Encore aurait-il pu—ce qui lui eût été bien facile!—prendre un secrétaire, pour dépouiller sa correspondance et y répondre! Il l’avait essayé, au début de sa vie politique, puis y avait renoncé, ou, plus exactement, c’étaient ses secrétaires qui tous successivement l’avaient abandonné et lâché. A défaut de pécune et en échange de leur temps et de leurs services, ces jeunes gens auraient voulu obtenir quelque aubaine,—on n’a rien pour rien ici-bas,—être recommandés à un ministre, pourvus d’un peu de manne administrative, indemnisés par un brin d’avancement, une miette de gratification; mais rien! Magimier, qui n’avait pas la main large et se refusait à leur allouer la moindre rétribution, ne faisait aucune démarche en leur faveur et se contentait de les berner de promesses. C’était son fort, les promesses, et il était passé maître en la matière. En eût-il fait, des démarches, qu’elles seraient demeurées sans résultat: dans tous les ministères, chez tous les chefs de personnel, dans toutes les antichambres gouvernementales ou bureaucratiques, partout, on savait que Magimier ne tenait à rien, se fichait de tout, et on le traitait en conséquence.

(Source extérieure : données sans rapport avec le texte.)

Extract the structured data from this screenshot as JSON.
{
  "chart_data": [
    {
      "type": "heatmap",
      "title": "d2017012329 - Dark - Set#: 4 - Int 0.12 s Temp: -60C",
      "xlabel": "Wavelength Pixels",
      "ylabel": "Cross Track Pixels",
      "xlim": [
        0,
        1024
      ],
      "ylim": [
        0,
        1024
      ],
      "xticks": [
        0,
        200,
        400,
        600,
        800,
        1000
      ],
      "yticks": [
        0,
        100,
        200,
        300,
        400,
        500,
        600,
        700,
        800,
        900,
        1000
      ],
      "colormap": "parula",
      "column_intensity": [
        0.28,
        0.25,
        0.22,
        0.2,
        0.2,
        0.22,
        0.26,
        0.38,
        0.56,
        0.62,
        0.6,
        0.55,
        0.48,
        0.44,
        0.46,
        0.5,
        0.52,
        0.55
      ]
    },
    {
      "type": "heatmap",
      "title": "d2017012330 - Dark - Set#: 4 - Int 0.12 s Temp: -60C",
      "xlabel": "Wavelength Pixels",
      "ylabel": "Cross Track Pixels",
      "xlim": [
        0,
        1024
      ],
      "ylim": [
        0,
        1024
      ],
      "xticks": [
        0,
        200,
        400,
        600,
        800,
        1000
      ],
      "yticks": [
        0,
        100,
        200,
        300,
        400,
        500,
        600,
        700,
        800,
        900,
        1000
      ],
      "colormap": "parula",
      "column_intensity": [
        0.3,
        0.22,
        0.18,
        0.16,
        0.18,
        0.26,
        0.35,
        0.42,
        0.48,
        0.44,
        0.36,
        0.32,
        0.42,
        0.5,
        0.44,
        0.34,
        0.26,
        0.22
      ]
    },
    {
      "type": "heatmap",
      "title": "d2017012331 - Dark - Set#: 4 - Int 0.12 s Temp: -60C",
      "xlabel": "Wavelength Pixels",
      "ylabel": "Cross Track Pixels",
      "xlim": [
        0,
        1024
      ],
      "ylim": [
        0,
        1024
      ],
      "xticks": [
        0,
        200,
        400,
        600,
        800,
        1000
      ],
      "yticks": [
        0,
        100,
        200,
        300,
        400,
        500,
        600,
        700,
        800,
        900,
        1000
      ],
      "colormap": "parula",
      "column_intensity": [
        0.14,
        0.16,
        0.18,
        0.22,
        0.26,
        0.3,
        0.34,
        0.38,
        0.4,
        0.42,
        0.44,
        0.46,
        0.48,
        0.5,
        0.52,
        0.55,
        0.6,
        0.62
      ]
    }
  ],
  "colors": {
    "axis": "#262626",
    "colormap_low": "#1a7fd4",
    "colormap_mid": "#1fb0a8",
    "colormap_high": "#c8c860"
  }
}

Comment, diable, le département de Seine-et-Loire avait-il pu s’affubler d’un tel représentant, aussi discrédité, aussi insouciant, désinvolte, sans gêne et inutile? Comment, trois fois de suite, Magimier avait-il pu être réélu dans son arrondissement? On le connaissait cependant bien là-bas, on savait ce qu’il valait.
C’est qu’il avait la chance, dans cet arrondissement, de ne compter que deux ou trois agglomérations relativement peu importantes; la grande, l’immense majorité de ses électeurs était composée de gens de la campagne, de braves paysans, madrés et retors comme des huissiers normands sur les affaires d’intérêt, mais complètement indifférents à toute querelle de parti et toute discussion politique. En Seine-et-Loire, principalement dans l’arrondissement de Magimier, on n’était pas pour la République ou pour la Royauté, pour le boulangisme, le socialisme, le communisme ou l’appel au peuple, pour les radicaux ou les modérés, les progressistes ou les conservateurs: on n’y entendait goutte, à tout cela, et on n’avait nul désir de s’y entendre: on était pour la bolée.
La bolée, rien de plus.
C’était le candidat qui faisait défoncer le plus de tonneaux de cidre et débiter le plus de tasses ou bolées de ce breuvage qui était élu.
Dès le principe, Magimier, si ladre qu’il fût, avait donné carte blanche à tous les aubergistes et cabaretiers de sa circonscription, et cela suffisait. C’était Magimier qui payait, il était de toute justice qu’on votât pour Magimier. Aujourd’hui, comme du temps des Grecs et de tout temps,
Le véritable Amphitryon Est l’Amphitryon où l’on dîne.
Que de moyens d’ailleurs, de ficelles et de trucs, possédait ce diable d’homme pour enjôler son monde, embabouiner et entortiller ses électeurs, capter leurs voix et leurs bonnes grâces! Que de tours il avait dans son bissac, le mâtin! On se rappelle encore à X***, où il avait acheté une maison de campagne et se réfugiait l’été, l’histoire des bottes, des bottes à l’écuyère, qu’il offrit, un matin de scrutin, à tous les électeurs de la commune.
L’extraction de la tourbe est la principale industrie de X***, et les tourbiers de l’endroit, au nombre d’environ deux cent soixante, n’ont pas de dépense plus utile et préférée, de plus grand luxe, que l’achat de fortes chaussures, de hautes bottes imperméables.
Léopold Magimier avait un frère cadet, tanneur et marchand de peaux, chez qui il trouva moyen d’acheter, quasiment pour rien, tout un stock de fortes bottes à genouillères, dites bottes à l’écuyère. Dans sa grandeur d’âme, il s’était dit qu’il pourrait faire profiter de l’aubaine ses chers électeurs de la commune de X***, que cela ne lui nuirait point dans leur estime, que c’était même vraiment les prendre par leur faible; et il les invita, en conséquence, à vouloir bien se présenter chez lui le dimanche matin, avant de se rendre «aux urnes».